Saturday, May 12, 2018

Barrons weekend summary

Barrons weekend summary: positive features on KR, ANET 
Cover story: The growing wave of share buybacks is a good reason for investors to be in stocks at this time; Buybacks offer investors an effective yield of about 3%, which when combined with the 1.9% current dividend yield, provides nearly 5%—which holds up well against alternatives. 
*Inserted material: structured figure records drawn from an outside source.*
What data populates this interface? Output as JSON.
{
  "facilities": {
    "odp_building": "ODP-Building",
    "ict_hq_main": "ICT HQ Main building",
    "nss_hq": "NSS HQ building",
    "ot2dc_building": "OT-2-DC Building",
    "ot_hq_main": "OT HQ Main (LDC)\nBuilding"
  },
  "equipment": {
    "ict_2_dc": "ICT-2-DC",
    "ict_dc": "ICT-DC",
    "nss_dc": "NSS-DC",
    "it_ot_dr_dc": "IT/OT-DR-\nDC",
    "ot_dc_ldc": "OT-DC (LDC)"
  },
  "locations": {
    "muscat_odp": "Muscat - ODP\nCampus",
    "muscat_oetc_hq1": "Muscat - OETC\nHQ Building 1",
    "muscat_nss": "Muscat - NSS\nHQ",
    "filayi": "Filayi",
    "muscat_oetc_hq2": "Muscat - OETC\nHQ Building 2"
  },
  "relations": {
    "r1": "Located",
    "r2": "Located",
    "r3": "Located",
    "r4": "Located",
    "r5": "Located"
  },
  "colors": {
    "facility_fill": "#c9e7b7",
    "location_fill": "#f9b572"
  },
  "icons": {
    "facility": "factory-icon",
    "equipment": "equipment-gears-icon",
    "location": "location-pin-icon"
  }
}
Feature: 1) Positive on KR: Despite AMZN’s move into the grocery sector, Kroger has gained market share in recent years, and remains a top-three player in almost all its market; Consumers tend to prefer a supermarket to other formats, such as grocery delivery; 2) More oil-price increases could be on the horizon as additional Trump administration sanctions on Iran curtail its ability to supply markets, while problems in Venezuela could mean further cuts in production there; 3) Positive on T, XOM, PG, KMB, KO, ED, CAH, LEG, CVX, TGT, FRT, PEP: These 12 stocks have dividend yields of at least 3.3%, well above the S&P 500 average of about 2%, and because many have been beaten down, some could be attractive value plays; 3) Story looks at hedge fund manager Whitney Tilson’s Kase Learning, an educational company that teaches people who to be better investors; 4) Positive on ANET: Company is entering CSCO’s dominant franchise: switches that connect computers on corporate networks, and its success or failure could determine whether its pricey shares continue to rise. 

Tech Trader: Positive on ANET, Innovium: The startups are set to disrupt the dominance of CSCO and AVGO in networking equipment and the chips that power them; As more corporations connect to cloud-computing data centers, they will look to move past decades-old technologies, benefiting Arista and Innovium. 
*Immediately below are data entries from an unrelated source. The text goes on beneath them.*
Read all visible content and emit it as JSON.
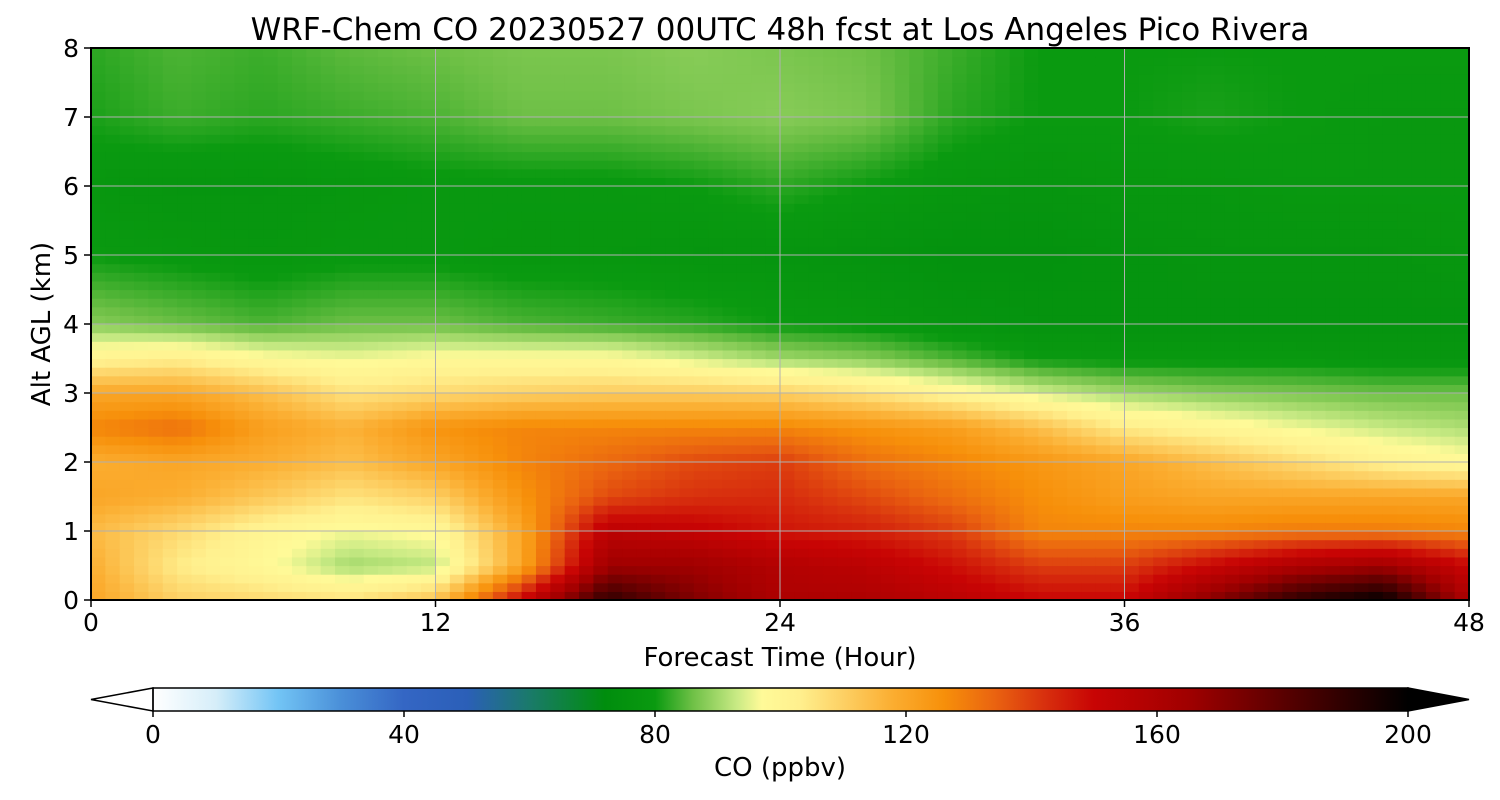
{
  "chart_data": {
    "type": "heatmap",
    "title": "WRF-Chem CO  20230527 00UTC 48h fcst at Los Angeles Pico Rivera",
    "xlabel": "Forecast Time (Hour)",
    "ylabel": "Alt AGL (km)",
    "xlim": [
      0,
      48
    ],
    "ylim": [
      0,
      8
    ],
    "x_ticks": [
      "0",
      "12",
      "24",
      "36",
      "48"
    ],
    "y_ticks": [
      "0",
      "1",
      "2",
      "3",
      "4",
      "5",
      "6",
      "7",
      "8"
    ],
    "grid": true,
    "colorbar": {
      "label": "CO  (ppbv)",
      "range": [
        0,
        200
      ],
      "ticks": [
        "0",
        "40",
        "80",
        "120",
        "160",
        "200"
      ],
      "extend": "both"
    },
    "x": [
      0,
      3,
      6,
      9,
      12,
      15,
      18,
      21,
      24,
      27,
      30,
      33,
      36,
      39,
      42,
      45,
      48
    ],
    "y": [
      0,
      0.5,
      1,
      1.5,
      2,
      2.5,
      3,
      3.5,
      4,
      5,
      6,
      7,
      8
    ],
    "z": [
      [
        120,
        110,
        108,
        106,
        113,
        150,
        190,
        172,
        160,
        160,
        155,
        150,
        150,
        170,
        190,
        200,
        160
      ],
      [
        118,
        104,
        98,
        90,
        92,
        120,
        165,
        165,
        158,
        155,
        148,
        140,
        140,
        150,
        160,
        165,
        150
      ],
      [
        115,
        108,
        100,
        96,
        98,
        120,
        155,
        152,
        147,
        145,
        140,
        128,
        128,
        128,
        130,
        130,
        128
      ],
      [
        120,
        118,
        112,
        106,
        110,
        125,
        138,
        142,
        143,
        138,
        132,
        126,
        122,
        120,
        120,
        120,
        120
      ],
      [
        118,
        120,
        118,
        114,
        120,
        128,
        133,
        138,
        140,
        132,
        128,
        124,
        120,
        114,
        108,
        102,
        98
      ],
      [
        128,
        132,
        122,
        117,
        125,
        128,
        128,
        128,
        128,
        125,
        122,
        114,
        104,
        100,
        96,
        93,
        91
      ],
      [
        120,
        120,
        114,
        106,
        108,
        110,
        111,
        111,
        110,
        106,
        100,
        94,
        90,
        88,
        87,
        86,
        86
      ],
      [
        101,
        103,
        98,
        96,
        98,
        98,
        98,
        94,
        90,
        88,
        84,
        80,
        79,
        79,
        79,
        78,
        78
      ],
      [
        88,
        86,
        84,
        86,
        86,
        84,
        83,
        82,
        80,
        79,
        77,
        76,
        76,
        76,
        76,
        76,
        76
      ],
      [
        80,
        79,
        78,
        79,
        79,
        78,
        78,
        77,
        77,
        76,
        75,
        75,
        76,
        77,
        77,
        77,
        78
      ],
      [
        78,
        77,
        77,
        78,
        79,
        79,
        79,
        80,
        82,
        80,
        78,
        77,
        78,
        78,
        79,
        79,
        79
      ],
      [
        81,
        83,
        82,
        83,
        84,
        86,
        86,
        87,
        88,
        87,
        82,
        80,
        80,
        81,
        80,
        79,
        79
      ],
      [
        82,
        84,
        83,
        85,
        86,
        87,
        87,
        88,
        87,
        86,
        83,
        80,
        80,
        80,
        80,
        80,
        80
      ]
    ]
  }
}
Trader: Volatility is dormant, not dead, says Andrew Slimmon of Morgan Stanley Investment Management, and there is a good chance the S&P 500 will finish roughly flat after seeing large gains; Amid the growth of computer-generated trading, investors are almost guaranteed to see a short-term response to a “death cross” when one finally occurs; Cautious on SEAS: With 12 parks in the U.S., the company has a “fundamentally attractive set of assets,” but has yet to get past bad publicity related to allegations of poor treatment of whales. 

Profile: Jason Brady is manager of the Thornburg Limited Term Income fund, which is structured as a laddered portfolio, holds bonds to maturity, and reinvests them back into the portfolio (top 10 sectors: corporate bonds, asset-backed securities, Treasuries, collateralized mortgage obligations, cash and equivalents, commercial MBS, government agency, municipal bonds, mortgage pass through, foreign treasuries). 
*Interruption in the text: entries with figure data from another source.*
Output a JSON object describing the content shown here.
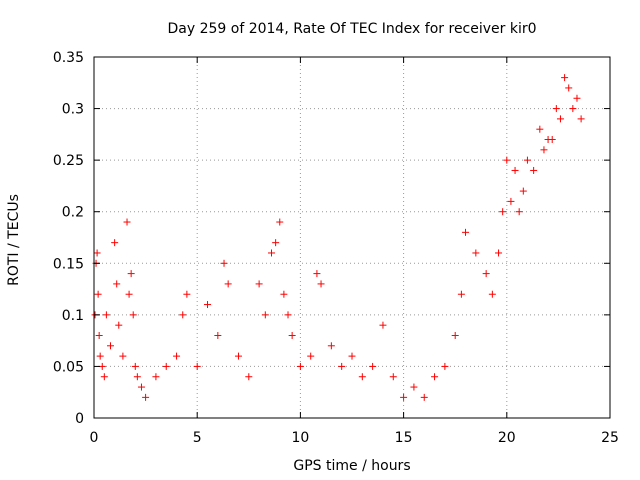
{
  "chart_data": {
    "type": "scatter",
    "title": "Day 259 of 2014, Rate Of TEC Index for receiver kir0",
    "xlabel": "GPS time / hours",
    "ylabel": "ROTI / TECUs",
    "xlim": [
      0,
      25
    ],
    "ylim": [
      0,
      0.35
    ],
    "x_ticks": [
      "0",
      "5",
      "10",
      "15",
      "20",
      "25"
    ],
    "y_ticks": [
      "0",
      "0.05",
      "0.1",
      "0.15",
      "0.2",
      "0.25",
      "0.3",
      "0.35"
    ],
    "grid": true,
    "legend": "none",
    "marker": "+",
    "color": "#ff0000",
    "series": [
      {
        "x": [
          0.05,
          0.1,
          0.15,
          0.2,
          0.25,
          0.3,
          0.4,
          0.5,
          0.6,
          0.8,
          1.0,
          1.1,
          1.2,
          1.4,
          1.6,
          1.7,
          1.8,
          1.9,
          2.0,
          2.1,
          2.3,
          2.5,
          3.0,
          3.5,
          4.0,
          4.3,
          4.5,
          5.0,
          5.5,
          6.0,
          6.3,
          6.5,
          7.0,
          7.5,
          8.0,
          8.3,
          8.6,
          8.8,
          9.0,
          9.2,
          9.4,
          9.6,
          10.0,
          10.5,
          10.8,
          11.0,
          11.5,
          12.0,
          12.5,
          13.0,
          13.5,
          14.0,
          14.5,
          15.0,
          15.5,
          16.0,
          16.5,
          17.0,
          17.5,
          17.8,
          18.0,
          18.5,
          19.0,
          19.3,
          19.6,
          19.8,
          20.0,
          20.2,
          20.4,
          20.6,
          20.8,
          21.0,
          21.3,
          21.6,
          21.8,
          22.0,
          22.2,
          22.4,
          22.6,
          22.8,
          23.0,
          23.2,
          23.4,
          23.6
        ],
        "y": [
          0.1,
          0.15,
          0.16,
          0.12,
          0.08,
          0.06,
          0.05,
          0.04,
          0.1,
          0.07,
          0.17,
          0.13,
          0.09,
          0.06,
          0.19,
          0.12,
          0.14,
          0.1,
          0.05,
          0.04,
          0.03,
          0.02,
          0.04,
          0.05,
          0.06,
          0.1,
          0.12,
          0.05,
          0.11,
          0.08,
          0.15,
          0.13,
          0.06,
          0.04,
          0.13,
          0.1,
          0.16,
          0.17,
          0.19,
          0.12,
          0.1,
          0.08,
          0.05,
          0.06,
          0.14,
          0.13,
          0.07,
          0.05,
          0.06,
          0.04,
          0.05,
          0.09,
          0.04,
          0.02,
          0.03,
          0.02,
          0.04,
          0.05,
          0.08,
          0.12,
          0.18,
          0.16,
          0.14,
          0.12,
          0.16,
          0.2,
          0.25,
          0.21,
          0.24,
          0.2,
          0.22,
          0.25,
          0.24,
          0.28,
          0.26,
          0.27,
          0.27,
          0.3,
          0.29,
          0.33,
          0.32,
          0.3,
          0.31,
          0.29
        ]
      }
    ]
  }
}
Interview: Chuck Clough and Vince Lorusso of the Clough Global Long/Short fund, “an old fashioned fundamental research asset manager with a global perspective,” make the case for shorting tech and buying India. 

Follow-Up: California’s rule that developers must install solar panels on new residential buildings won’t do much for manufacturers, many of which are overseas, but will boost the installation and development industry. 

European Trader: Investors worried about the performance of major European and American stock benchmarks should consider a broad bet on U.K. stocks, say Bank of America Merrill Lynch strategists ( Positive on BP, BBL, FKU, HEWU). 

Emerging Markets: Investors in China will soon be able move past tech giants BABA, Tencent Holdings, and BIDU as half-a-dozen multibillion-dollar IPOs from the country’s tech sector launch this year—but rewards won’t come without risk. 

Commodities: Lumber prices have risen by more than 300% this year to reach their highest level on record amid tight supplies, but analysts say the trend isn’t likely to last, and a 50% drop could be on the horizon. 

Streetwise: Recent revelations about corporate payments to Donald Trump’s personal attorney, Steven Cohen, underscore that current campaign-finance disclosure laws aren’t enough to ensure good behavior.